Dans le cadre de sa campagne, PSI a défini les relations sexuelles entre personnes de générations différentes comme étant des relations sexuelles hors mariage entre un homme et une femme ayant une différence d’âge d’au moins 10 ans.

Pour mener à bien sa campagne, l’ONG PSI est présente sur les ondes de la radio, à la télévision et sur les panneaux publicitaires. Elle a même créé des clubs pour les jeunes étudiantes, les « Go Getters » (« Les battantes »). L’objectif de cette campagne est de réduire le nombre de nouvelles infections à VIH chez les jeunes femmes vulnérables.

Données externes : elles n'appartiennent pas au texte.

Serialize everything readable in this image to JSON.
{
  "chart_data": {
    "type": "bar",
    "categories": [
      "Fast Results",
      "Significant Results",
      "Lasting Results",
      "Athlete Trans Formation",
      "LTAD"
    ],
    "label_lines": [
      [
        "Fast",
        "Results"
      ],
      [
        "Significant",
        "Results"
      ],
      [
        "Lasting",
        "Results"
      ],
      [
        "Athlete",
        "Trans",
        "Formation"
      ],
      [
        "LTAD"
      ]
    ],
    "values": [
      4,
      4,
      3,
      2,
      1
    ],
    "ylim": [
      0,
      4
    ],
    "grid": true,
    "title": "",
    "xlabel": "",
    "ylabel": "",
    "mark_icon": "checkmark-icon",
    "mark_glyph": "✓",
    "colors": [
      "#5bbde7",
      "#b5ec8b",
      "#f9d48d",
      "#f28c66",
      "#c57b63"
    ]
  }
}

En effet, le taux de prévalence du VIH chez les jeunes femmes âgées entre 15 et 24 ans est quatre fois supérieur à celui enregistré chez les hommes du même âge. Parmi les hommes ougandais, ce sont ceux qui appartiennent à la tranche d’âge des 35-44 ans qui sont les plus vulnérables au virus. C’est également cette tranche d’âge qui compte le plus de « papas gâteaux ».

Selon les résultats d’une étude menée en 2003 par l’Université John Hopkins, basée aux Etats-Unis, la différence d’âge entre les jeunes femmes et leurs partenaires sexuels serait un important facteur de contamination.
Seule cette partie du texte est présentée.